To sound more convincing, Horowitz said the threat actors will often reference something that’s recently been in the news such as the Pegasus spyware and purport to have a password that allowed them to take over the video camera on the victim’s device. But the stolen password isn’t tied to the camera whatsoever and is actually from a different intrusion entirely such as the LinkedIn hack, she said.

Adversaries will typically demand victims pay $50 or $100 in Bitcoin to avoid having a video of them watching pornography publicly released, and many people are willing to part with the relatively small sum of money to avoid any potential embarrassment, according to Horowitz. A set of hackers tried this a few months ago and were very successful, prompting others to turn to the same method, Horowitz said.

Spoofing Text Messages

Threat actors have gotten increasingly adept at spoofing text messages by setting up a gateway, which is only slightly more complicated than setting up an email server, said BitSight Chief Technology Officer Stephen Boyer. Adversaries know victim names and phone numbers from previous breaches and are able to match those data sets to take advantage of an unexpected attack vector, according to Boyer.

People are used to the idea of not clicking on suspicious emails but still aren’t that well-trained on the idea that they can also be phished via text message, according to Boyer.
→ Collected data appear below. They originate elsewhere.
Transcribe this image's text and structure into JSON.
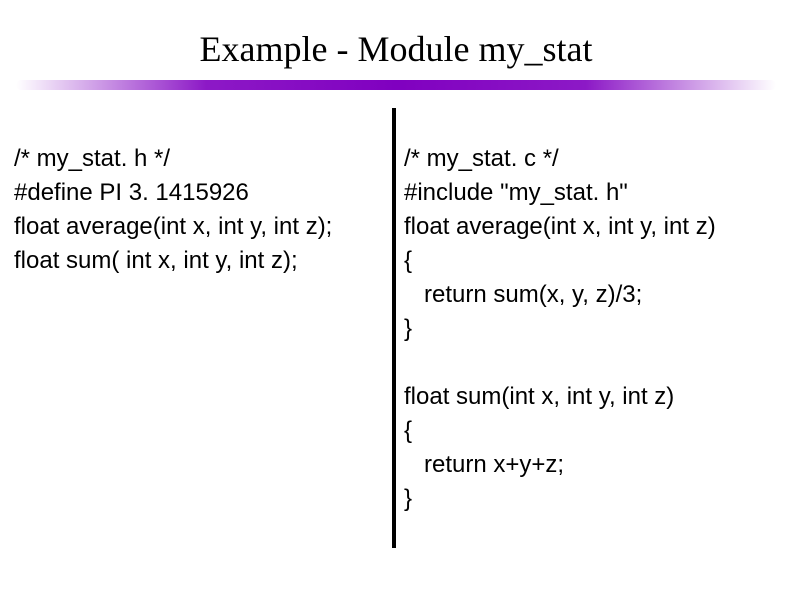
{
  "title": "Example - Module my_stat",
  "left": {
    "l1": "/* my_stat. h */",
    "l2": "#define PI 3. 1415926",
    "l3": "float average(int x, int y, int z);",
    "l4": "float sum( int x, int y, int z);"
  },
  "right": {
    "l1": "/* my_stat. c */",
    "l2": "#include \"my_stat. h\"",
    "l3": "float average(int x, int y, int z)",
    "l4": "{",
    "l5": "   return sum(x, y, z)/3;",
    "l6": "}",
    "l7": "",
    "l8": "float sum(int x, int y, int z)",
    "l9": "{",
    "l10": "   return x+y+z;",
    "l11": "}"
  }
}
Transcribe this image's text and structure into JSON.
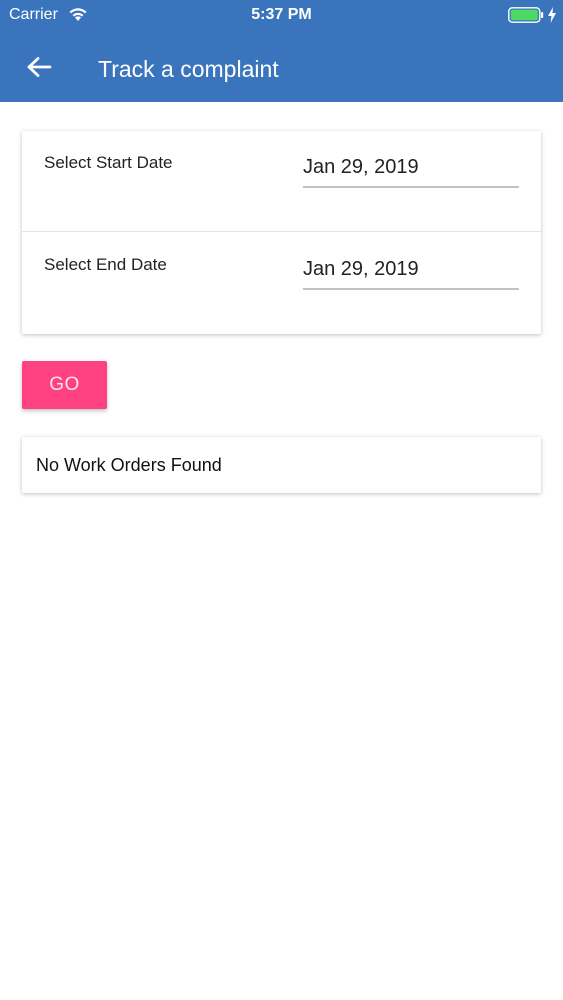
{
  "status_bar": {
    "carrier": "Carrier",
    "time": "5:37 PM",
    "wifi_icon": "wifi-icon",
    "battery_icon": "battery-full-icon",
    "charge_icon": "charging-bolt-icon"
  },
  "header": {
    "back_icon": "arrow-left-icon",
    "title": "Track a complaint",
    "color": "#3a74bc"
  },
  "date_filter": {
    "start": {
      "label": "Select Start Date",
      "value": "Jan 29, 2019"
    },
    "end": {
      "label": "Select End Date",
      "value": "Jan 29, 2019"
    }
  },
  "go_button": {
    "label": "GO",
    "color": "#ff4081"
  },
  "results": {
    "message": "No Work Orders Found"
  }
}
Like texts, emails can be spoofed very easily, with users almost always unaware if a message came from a mail server in the U.S. or a mail server in China, Boyer said.

“Typosquatting” also continues to be an effective phishing attack vector, with adversaries taking advantage of a lack of user awareness and technological protection to replace “O” with “0”, Boyer said. Adversaries have gotten far more sophisticated in their tradecraft, with misspellings occurring much less frequently today than in the past, according to Boyer.

Increased Use Of Insider Info As Bait

Adversaries are incredibly adept at weaving insider information into phishing emails, baiting employees by pretending to be the CEO in text messages and asking to connect, according to Michael Maggio, Reciprocity’s executive vice president of product. Users need to refrain from responding right away to texts and emails that don’t sound right, especially when they’re working from home, Maggio said.

Businesses have increasingly embraced social media to get their brand in front of a broader set of prospects, but Maggio said all this digital marketing makes tons of insider information available to the outside world, including employee email addresses. As companies become more connected with the outside world, they also become increasingly susceptible to having their data used in the wrong way.

Given how much more information about individuals and organizations is available publicly, Maggio said it’s become much easier to quickly trick employees. People continue to be the biggest security threat most organizations must deal with, especially as the phishers get more intelligent, according to Maggio.

Enter Through Side Door With Malicious Texts

Consumers aren’t as familiar with how to identify a phishing attempt in a text message, and scammers have taken advantage of that blind spot to target consumers with “smishing,” according to Darren Shou, NortonLifeLock’s chief technology officer. Banking, telecom and packages tend to be common categories for smishing, with FluBot hackers urging potential targets to click on a link to track a shipment, he said.

The link takes unsuspecting victims to a landing page where FluBot presents itself as a local delivery company, Shou said. Roughly 10,000 messages are sent each and every week to spread FluBot, and victims who fall for the social engineering trick end up getting malware downloaded onto their devices, according to Shou.

Threat actors can catch consumers off guard by coming at them from a different angle, with people more likely to fall for a text message purportedly from their bank that’s requesting a refund since SMS messages aren’t seen as an attack vector, Shou said. Not every mobile device or security product protects against side door smishing attacks, but adversaries are always looking for the path of least resistance.